The dirty little secret about women’s self defense is that women will more often need to defend themselves from people they’ve met – skeevy neighbors, violent exes, nasty stalkers who happen to be formerly sane roommates – than they will from people they’ve never seen before. Somehow, some people with an agenda have often twisted this statistic to imply that an otherwise-justifiable use of force cannot possibly be justified against someone you know… and that’s flat-out not true.
Self-defense against “someone you know” is still self-defense. And a use of force in response to an attack by someone you know is every bit as justifiable (or not, depending on the specific circumstances) as any other act of self-defense.
When you hear someoe try to talk women out of firearms ownership because the gun a woman purchases might be “more likely to be used against someone you know”, remember that [number] many women are killed every year by someone they know.
Self-defense isn’t just about protecting yourself from random strangers who jump out of the bushes to grab you off the sidewalk in the middle of the night. It’s about protecting your life from a violent attacker, no matter who that attacker might be or where that attack might happen. Someone you know can kill you just as stone cold dead as someone you don’t.
That’s the harsh reality we need to face whenever we talk or think about self defense.
If you’ve decided to carry a gun to deal with a known threat, my heart goes out to you. It’s not fair, but here’s the truth: In addition to your heightened risk of attack, you’re also in a much tougher emotional spot than the woman who arms herself just in case random crime strikes her on the street or just in case she runs into unexpected trouble. Although every woman who carries a gun must work through her own moral, ethical, and religious priorities, you have the added burden of thinking specifically about what it would mean to use lethal force against someone you once loved, or someone you used to be friends with, or someone who might even be the father of your own child. Maybe even someone you still love. That’s not an easy thing to think about. Yet think about it you must.
As tough as it is, this means that you must count the cost of defending yourself much more thoroughly and much more painfully than other people might do. And you have to do it right away. You can’t put it off or pretend it isn’t a factor for you. It is a factor, and you know that. And that’s heartbreaking.
This also means that if you know you have a known threat in your life right now, you may have to spend some time sitting alone and examining your own heart, some time talking with a counselor or trusted friend, some time praying or meditating with a clergy member. It means you may need to seek out resources from others. And ultimately it means that you must figure out for yourself what lines you are (and are not) willing to cross in order to protect yourself and the people you love. Again, not an easy job — but certainly a necessary one, as you prepare to defend yourself from a known danger.

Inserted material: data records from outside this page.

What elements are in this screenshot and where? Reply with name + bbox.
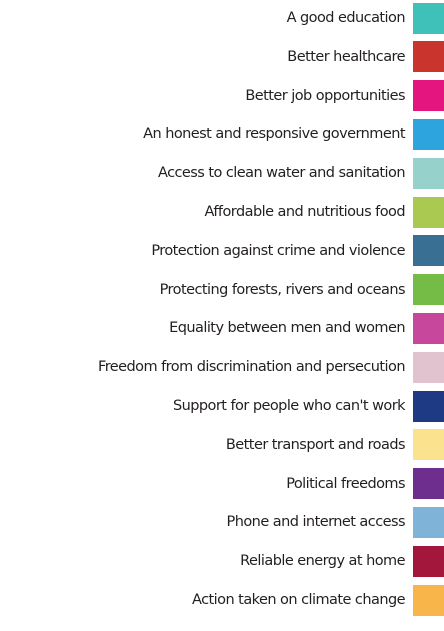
- legend-swatch: [413, 584, 444, 616]
- legend-item: A good education: [287, 0, 444, 37]
- legend-swatch: [413, 506, 444, 538]
- legend-swatch: [413, 80, 444, 112]
- legend-item: An honest and responsive government: [143, 116, 444, 153]
- legend-item: Affordable and nutritious food: [205, 194, 444, 231]
- legend-label: Access to clean water and sanitation: [157, 165, 406, 182]
- legend-swatch: [413, 118, 444, 150]
- legend-label: Better transport and roads: [225, 436, 406, 453]
- legend-swatch: [413, 312, 444, 344]
- legend-swatch: [413, 196, 444, 228]
- legend-swatch: [413, 545, 444, 577]
- legend-swatch: [413, 41, 444, 73]
- legend-label: Protection against crime and violence: [151, 242, 405, 259]
- legend-swatch: [413, 351, 444, 383]
- legend-label: Better healthcare: [287, 48, 405, 65]
- legend-swatch: [413, 429, 444, 461]
- legend-item: Protecting forests, rivers and oceans: [160, 271, 444, 308]
- legend-swatch: [413, 468, 444, 500]
- legend-label: Phone and internet access: [226, 514, 406, 531]
- legend-label: Reliable energy at home: [240, 553, 405, 570]
- legend-swatch: [413, 2, 444, 34]
- legend-label: A good education: [286, 10, 406, 26]
- legend-label: Freedom from discrimination and persecut…: [97, 359, 406, 376]
- legend-label: Support for people who can't work: [172, 398, 406, 414]
- legend-item: Political freedoms: [286, 465, 444, 502]
- legend-item: Support for people who can't work: [173, 388, 444, 425]
- legend-label: Protecting forests, rivers and oceans: [159, 281, 406, 298]
- legend-item: Protection against crime and violence: [151, 232, 444, 269]
- legend-item: Reliable energy at home: [240, 543, 444, 580]
- legend-swatch: [413, 235, 444, 267]
- legend-label: Better job opportunities: [245, 87, 405, 104]
- legend-item: Phone and internet access: [227, 504, 444, 541]
- legend-label: Action taken on climate change: [192, 592, 406, 608]
- legend-label: An honest and responsive government: [143, 126, 405, 143]
- legend-swatch: [413, 390, 444, 422]
- legend-swatch: [413, 274, 444, 306]
- legend-item: Action taken on climate change: [192, 582, 444, 619]
- legend-swatch: [413, 157, 444, 189]
- legend-label: Equality between men and women: [169, 320, 405, 337]
- legend-item: Better job opportunities: [245, 77, 444, 114]
- legend-item: Equality between men and women: [169, 310, 444, 347]
- legend-label: Political freedoms: [286, 475, 405, 492]
- legend-item: Better transport and roads: [226, 426, 444, 463]
- legend-label: Affordable and nutritious food: [204, 204, 406, 220]
- legend-item: Better healthcare: [287, 38, 444, 75]
- legend-item: Access to clean water and sanitation: [158, 155, 444, 192]
- legend-item: Freedom from discrimination and persecut…: [98, 349, 444, 386]
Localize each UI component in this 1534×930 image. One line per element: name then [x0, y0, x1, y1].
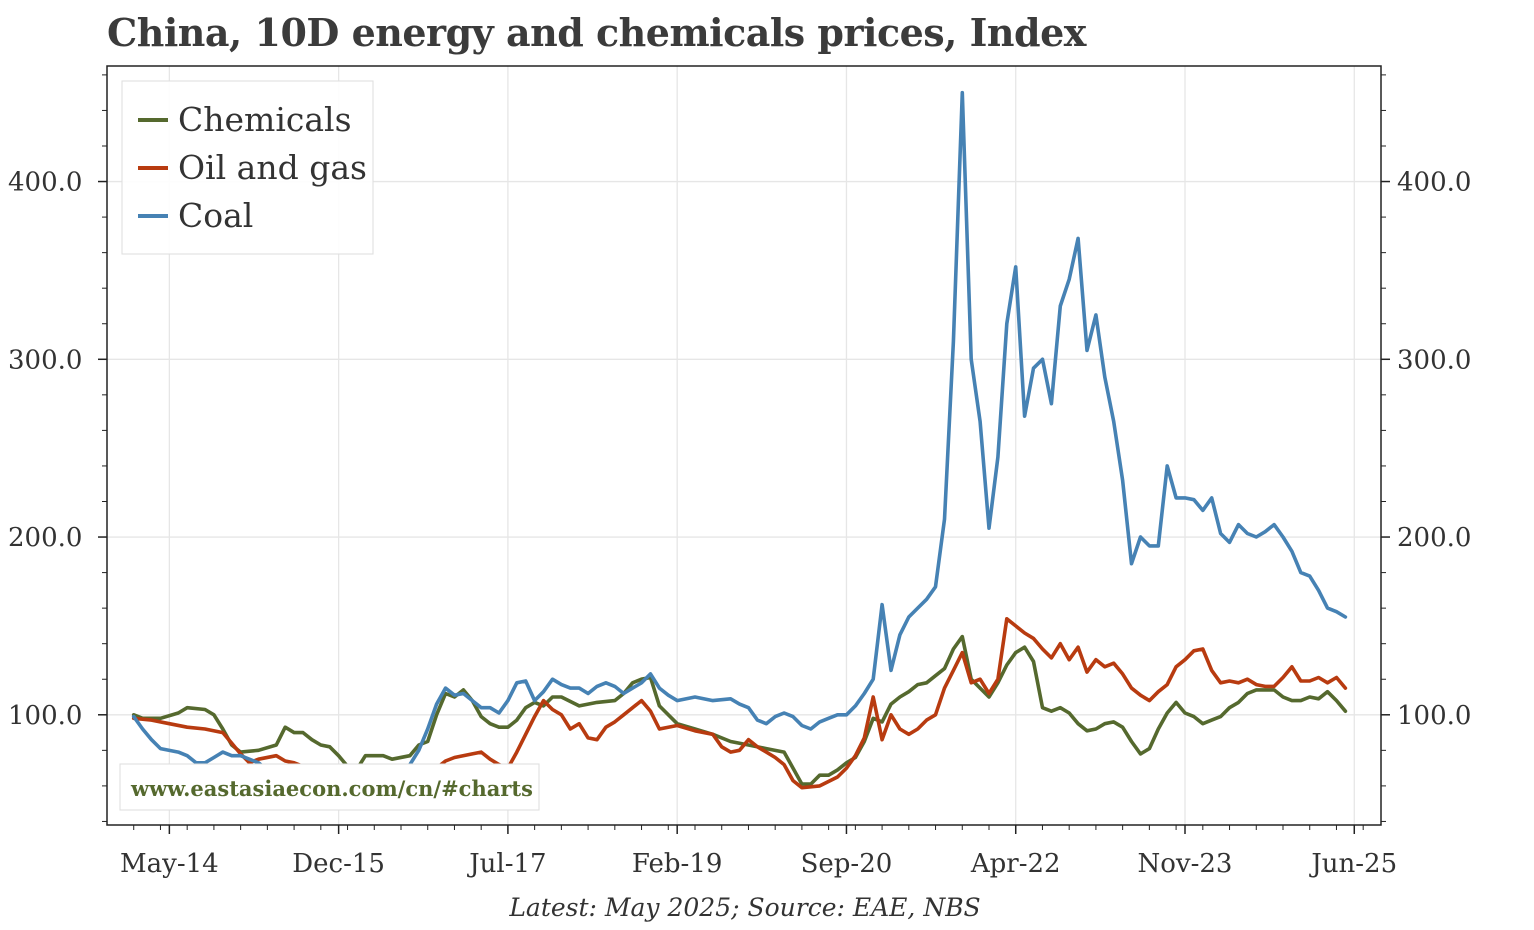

If your known threat is someone you currently live with, it gets even tougher. Here’s the awful truth about that: there is no way — literally no way — to make yourself safer by bringing a gun into a home environment that includes another person who is violent and/or abusive. Don’t kid yourself into believing that you can keep a gun around to defend yourself against a violent stranger without your abuser ever getting hands on it. That’s not the way it works. This is why the first step is to make a safety plan that includes finding a safer place to live.
For those who aren’t in that spot, who don’t face a current and known threat, here’s a small dose of depressing reality: nobody plans to move next door to a crazy guy, or purposefully asks a former employee to stalk them, or sets out to have an evicted roommate go violently bonkers. Nobody intends for their own family members to face serious mental health issues, or knowingly marries someone who will later develop a substance abuse problem.
Nobody ever expects it — whatever the situation is, in the beginning — to get as bad as it later does.
That means that every one of us should be willing to do the hard work of thinking these things through. No matter how settled and placid our current circumstances might be. In addition to the (already hard enough) question of whether we are willing to use deadly force to protect our own lives and the lives of people we love, we also need to think about whether we’re willing to use deadly force to protect ourselves against a violent attack from someone we know.
“Them or me is them or me, regardless of how we feel about them when it’s happening,” says my friend and colleague Nick Grossman of Bolt Defense. He’s right. The most important question is not how we might feel about the person who violently attacks us, or what our relationship with them might be. The really important question is, are we willing to do whatever it takes to stay alive and save an innocent life. And that’s a question each of us must ask, and answer, for ourselves.
These things happen across all demographics, regardless of who you are or where you live. Even those who feel no immediate risk can help make themselves safer by learning the warning signs of danger – and by making a commitment now to get out of any relationship that takes a turn towards violence.
Stay safe.
Amen!
One of the memes I hear in self-defense circles is that non-violent conflict resolution training is useless because the person who attacks you will be a criminal and “need shooting.”
As you’ve said, that’s not usually so.
“I know how to deescalate conflict, I tried, and he didn’t respond” is a valuable addition to justification of use of force or deadly force.